Seminars : Documents

Gravity waves in stellar interiors: from dynamical effects to seismic probing potential
Charly Pinçon (STAR)

Gravity waves, or buoyancy waves, are well observed in the Earth’s atmosphere and oceans. Similarly, their presence is ubiquitous in stellar interiors. In low-mass stars, convective motions in the external envelope generate gravity waves that tunnel toward the underlying stably-stratified core in which they can propagate. The spectral characteristics of these waves depend on the properties of their propagation cavity and their observation is thus expected to provide precious seismic constraints on stellar cores. In turn, we know that these waves can interact with the medium and modify the global dynamics, although they are still neglected in current stellar evolution codes. Gravity waves therefore stand for both a dynamical actor and an information carrier. In the last decades, the advent of the space-borne missions CoRoT and Kepler provided exquisite seismic data for thousands of low-mass stars.
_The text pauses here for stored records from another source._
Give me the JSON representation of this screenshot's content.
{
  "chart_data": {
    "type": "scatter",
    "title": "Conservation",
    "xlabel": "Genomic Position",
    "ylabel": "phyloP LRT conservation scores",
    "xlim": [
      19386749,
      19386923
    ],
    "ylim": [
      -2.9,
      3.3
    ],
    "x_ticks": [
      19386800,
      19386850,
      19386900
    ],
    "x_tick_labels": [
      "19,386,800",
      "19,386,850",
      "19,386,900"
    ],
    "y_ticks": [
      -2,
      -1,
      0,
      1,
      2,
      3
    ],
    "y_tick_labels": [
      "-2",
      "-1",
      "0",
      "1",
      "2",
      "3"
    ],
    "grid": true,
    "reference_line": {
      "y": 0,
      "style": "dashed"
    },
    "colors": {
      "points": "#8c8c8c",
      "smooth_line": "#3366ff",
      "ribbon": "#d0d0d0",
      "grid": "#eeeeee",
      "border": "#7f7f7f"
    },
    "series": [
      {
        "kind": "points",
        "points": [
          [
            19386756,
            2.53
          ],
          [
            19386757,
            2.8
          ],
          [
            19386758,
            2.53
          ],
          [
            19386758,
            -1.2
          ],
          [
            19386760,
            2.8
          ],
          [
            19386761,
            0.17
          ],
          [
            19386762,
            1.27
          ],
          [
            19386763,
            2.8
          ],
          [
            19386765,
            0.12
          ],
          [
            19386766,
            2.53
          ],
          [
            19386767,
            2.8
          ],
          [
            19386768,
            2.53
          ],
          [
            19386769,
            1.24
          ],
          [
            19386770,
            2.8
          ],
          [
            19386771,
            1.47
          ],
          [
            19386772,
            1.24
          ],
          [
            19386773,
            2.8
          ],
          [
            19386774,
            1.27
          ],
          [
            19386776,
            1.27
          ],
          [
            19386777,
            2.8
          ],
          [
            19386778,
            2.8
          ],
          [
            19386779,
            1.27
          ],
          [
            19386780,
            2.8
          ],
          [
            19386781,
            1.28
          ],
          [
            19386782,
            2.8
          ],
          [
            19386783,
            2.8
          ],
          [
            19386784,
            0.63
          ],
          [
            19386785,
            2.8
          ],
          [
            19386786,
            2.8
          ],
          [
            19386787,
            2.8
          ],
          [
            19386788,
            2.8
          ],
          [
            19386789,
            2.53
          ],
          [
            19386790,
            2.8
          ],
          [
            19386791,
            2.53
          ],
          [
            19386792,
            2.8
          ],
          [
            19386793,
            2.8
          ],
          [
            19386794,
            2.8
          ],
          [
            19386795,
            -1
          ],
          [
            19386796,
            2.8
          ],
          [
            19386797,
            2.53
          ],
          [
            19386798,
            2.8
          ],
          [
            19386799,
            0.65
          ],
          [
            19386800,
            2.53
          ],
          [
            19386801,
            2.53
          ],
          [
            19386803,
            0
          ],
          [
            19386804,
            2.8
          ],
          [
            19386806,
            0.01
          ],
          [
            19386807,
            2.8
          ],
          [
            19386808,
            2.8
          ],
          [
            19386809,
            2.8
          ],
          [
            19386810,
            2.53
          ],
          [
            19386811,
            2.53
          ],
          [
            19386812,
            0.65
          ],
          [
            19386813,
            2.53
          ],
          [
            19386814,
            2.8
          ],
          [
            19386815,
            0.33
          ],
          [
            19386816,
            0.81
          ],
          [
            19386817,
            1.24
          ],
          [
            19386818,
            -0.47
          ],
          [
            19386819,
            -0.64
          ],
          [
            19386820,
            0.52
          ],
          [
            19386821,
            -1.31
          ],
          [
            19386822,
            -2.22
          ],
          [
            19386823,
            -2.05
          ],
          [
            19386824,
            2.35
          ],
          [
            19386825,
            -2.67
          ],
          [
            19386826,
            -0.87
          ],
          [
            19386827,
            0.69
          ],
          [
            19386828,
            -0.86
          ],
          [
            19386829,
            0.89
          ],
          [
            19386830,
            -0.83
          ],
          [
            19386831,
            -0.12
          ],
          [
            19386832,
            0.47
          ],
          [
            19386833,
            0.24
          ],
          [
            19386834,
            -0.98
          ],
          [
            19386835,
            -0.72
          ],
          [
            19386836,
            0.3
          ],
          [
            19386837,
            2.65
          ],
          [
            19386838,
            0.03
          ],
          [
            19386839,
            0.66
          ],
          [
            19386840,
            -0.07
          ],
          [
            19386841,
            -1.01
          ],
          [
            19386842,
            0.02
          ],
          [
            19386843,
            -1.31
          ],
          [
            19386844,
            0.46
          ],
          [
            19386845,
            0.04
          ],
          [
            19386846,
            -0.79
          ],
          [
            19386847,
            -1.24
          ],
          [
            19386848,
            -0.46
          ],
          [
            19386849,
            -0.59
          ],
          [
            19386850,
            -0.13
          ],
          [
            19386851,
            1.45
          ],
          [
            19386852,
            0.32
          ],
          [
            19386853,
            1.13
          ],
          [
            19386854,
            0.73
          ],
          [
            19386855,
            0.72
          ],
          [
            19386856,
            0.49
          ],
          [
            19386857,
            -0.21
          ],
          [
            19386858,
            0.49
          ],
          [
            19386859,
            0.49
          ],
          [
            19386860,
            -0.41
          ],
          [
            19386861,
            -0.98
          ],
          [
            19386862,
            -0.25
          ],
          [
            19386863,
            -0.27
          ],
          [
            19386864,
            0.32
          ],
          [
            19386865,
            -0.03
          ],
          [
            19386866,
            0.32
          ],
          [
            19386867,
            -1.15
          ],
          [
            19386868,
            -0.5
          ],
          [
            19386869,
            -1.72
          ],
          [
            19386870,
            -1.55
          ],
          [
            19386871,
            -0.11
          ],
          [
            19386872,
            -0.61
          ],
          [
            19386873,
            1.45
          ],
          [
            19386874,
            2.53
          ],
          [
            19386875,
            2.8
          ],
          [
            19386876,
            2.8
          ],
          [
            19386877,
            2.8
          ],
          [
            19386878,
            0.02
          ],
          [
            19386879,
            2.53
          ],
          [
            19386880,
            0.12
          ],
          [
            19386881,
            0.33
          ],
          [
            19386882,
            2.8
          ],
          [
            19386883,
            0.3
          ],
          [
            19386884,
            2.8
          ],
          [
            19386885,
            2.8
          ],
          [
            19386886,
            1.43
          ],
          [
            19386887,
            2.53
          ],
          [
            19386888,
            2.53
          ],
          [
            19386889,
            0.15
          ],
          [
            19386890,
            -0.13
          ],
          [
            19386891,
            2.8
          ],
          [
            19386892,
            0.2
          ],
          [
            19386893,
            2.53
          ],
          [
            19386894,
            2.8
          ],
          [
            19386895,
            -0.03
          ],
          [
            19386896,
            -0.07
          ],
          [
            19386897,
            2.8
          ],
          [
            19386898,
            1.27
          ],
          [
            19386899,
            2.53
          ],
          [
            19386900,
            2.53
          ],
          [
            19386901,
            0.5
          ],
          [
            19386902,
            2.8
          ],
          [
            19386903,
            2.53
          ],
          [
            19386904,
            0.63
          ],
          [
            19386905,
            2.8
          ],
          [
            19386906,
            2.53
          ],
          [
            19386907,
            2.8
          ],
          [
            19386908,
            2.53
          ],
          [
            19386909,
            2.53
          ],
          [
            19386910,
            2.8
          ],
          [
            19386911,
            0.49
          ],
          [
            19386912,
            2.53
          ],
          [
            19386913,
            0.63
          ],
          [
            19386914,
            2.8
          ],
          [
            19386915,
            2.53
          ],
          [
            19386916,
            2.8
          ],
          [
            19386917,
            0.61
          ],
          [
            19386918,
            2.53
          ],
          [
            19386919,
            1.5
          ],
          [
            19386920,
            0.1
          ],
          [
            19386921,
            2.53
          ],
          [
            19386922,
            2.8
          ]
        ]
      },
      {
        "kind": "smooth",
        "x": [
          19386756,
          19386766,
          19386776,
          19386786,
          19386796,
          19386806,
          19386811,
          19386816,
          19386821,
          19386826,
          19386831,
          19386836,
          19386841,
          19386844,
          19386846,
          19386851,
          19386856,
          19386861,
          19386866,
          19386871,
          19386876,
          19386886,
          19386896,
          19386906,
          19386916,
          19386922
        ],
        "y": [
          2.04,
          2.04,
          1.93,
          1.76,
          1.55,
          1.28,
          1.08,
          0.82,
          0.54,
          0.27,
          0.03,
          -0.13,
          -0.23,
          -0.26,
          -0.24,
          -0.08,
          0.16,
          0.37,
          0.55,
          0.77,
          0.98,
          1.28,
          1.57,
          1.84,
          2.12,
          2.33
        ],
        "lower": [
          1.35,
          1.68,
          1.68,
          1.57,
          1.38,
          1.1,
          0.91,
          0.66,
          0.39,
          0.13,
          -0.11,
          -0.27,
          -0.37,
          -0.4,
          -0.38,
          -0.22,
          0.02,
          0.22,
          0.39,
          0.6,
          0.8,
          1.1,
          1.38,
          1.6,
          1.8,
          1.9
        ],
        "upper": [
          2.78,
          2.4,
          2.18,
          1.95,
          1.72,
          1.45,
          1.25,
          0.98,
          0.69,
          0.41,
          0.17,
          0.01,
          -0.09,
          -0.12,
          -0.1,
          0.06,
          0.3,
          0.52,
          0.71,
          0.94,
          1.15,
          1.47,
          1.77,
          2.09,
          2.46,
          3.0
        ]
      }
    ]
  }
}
Among other successes, the detection of gravity modes in red giant stars gave us an unprecedented insight on the inner regions of stars and deeply questioned our understanding of stellar evolution. In particular, several studies clearly showed that the current modeling of the internal rotation evolution is insufficient, leading to huge uncertainties in the description of transport processes (i.e., of angular momentum, heat, or chemical species), as well as in the observational estimates of stellar parameters (i.e., mass, radius, or age). In this talk, I will demonstrate that the dynamical influence of low-frequency internal gravity waves on the rotation of stars is a serious option to reconcile the theoretical predictions with the observations. Furthermore, I will show that the probing potential of gravity modes in red giant stars (or more exactly mixed modes, owing to their coupling with acoustic modes at surface) has not been fully exploited yet, and that a detailed seismic analysis of their spectrum can provide us with even more constraints on the internal properties of these stars.